Problem 2: Deletion Variant Data Generator
When tagmentation of ARTIC works well, it works crazy well; the coverage can be insane. But with poor quality or low viral load samples, there can be dropouts of data. Balancing amplicons in a multiplex PCR is very tricky and while ARTIC has done a remarkable job, there is still significant variability. For consensus generation, it is useful to have rules as to a minimum coverage for calling and what you report where the sequence coverage drops below that minimum. Since tagmentation breaks up the fragments, such coverage drops can literally be anywhere.

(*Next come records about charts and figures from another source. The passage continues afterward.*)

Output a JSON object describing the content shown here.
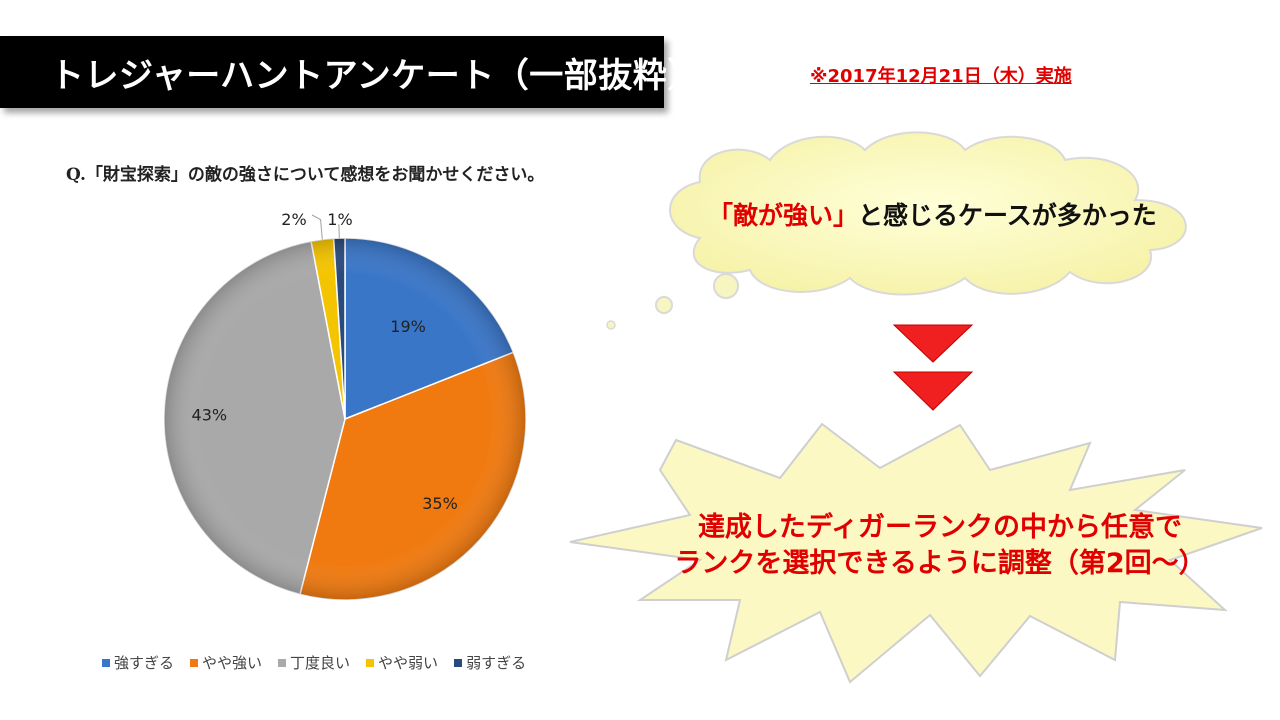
{
  "header": {
    "title": "トレジャーハントアンケート（一部抜粋）",
    "date": "※2017年12月21日（木）実施"
  },
  "question": "Q.「財宝探索」の敵の強さについて感想をお聞かせください。",
  "chart_data": {
    "type": "pie",
    "categories": [
      "強すぎる",
      "やや強い",
      "丁度良い",
      "やや弱い",
      "弱すぎる"
    ],
    "values": [
      19,
      35,
      43,
      2,
      1
    ],
    "labels": [
      "19%",
      "35%",
      "43%",
      "2%",
      "1%"
    ],
    "colors": [
      "#3a76c8",
      "#f07a10",
      "#a9a9a9",
      "#f5c400",
      "#2a4a7c"
    ],
    "legend_position": "bottom"
  },
  "callout": {
    "highlight": "「敵が強い」",
    "text": "と感じるケースが多かった"
  },
  "result": {
    "line1": "達成したディガーランクの中から任意で",
    "line2": "ランクを選択できるように調整（第2回～）"
  }
}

A very interesting edge case -- quite literally -- is if an insertion or deletion variant coincides with the boundary between regions with sufficient and insufficient coverage. Since indels alter the numbering of bases in the consensus versus the number of bases in the reference, correctly reporting the range can be trickly. But more importantly, knowing whether your code is robust to such variation is tricky.
So the challenge is to generate such test data. There are many Illumina read simulators out there, but typically they are focused on shotgun sequencing. The pattern of coverage in these tagmented amplicon libraries may be very different than shotgun coverage.
So what I'm imagining is something which the user supplies a specification of what the desired coverage profile is and what mutations to generate relative to the reference. The program would then take an existing BAM alignment and use some combination of downsampling (for coverage) and read munging (to generate a new dataset with the desired properties
One interesting aspect of this problem is the downsampling, because it will likely be drastic -- say 10,000X to 10X. A useful adjunct to the read generator is some sort of analysis showing that the downsampled data preserves key features -- perhaps including the fragment length distribution -- of the original data.
Are these good exercises? Bad exercises? Badly specified exercises? Too hard? Too easy? Let me know what you think!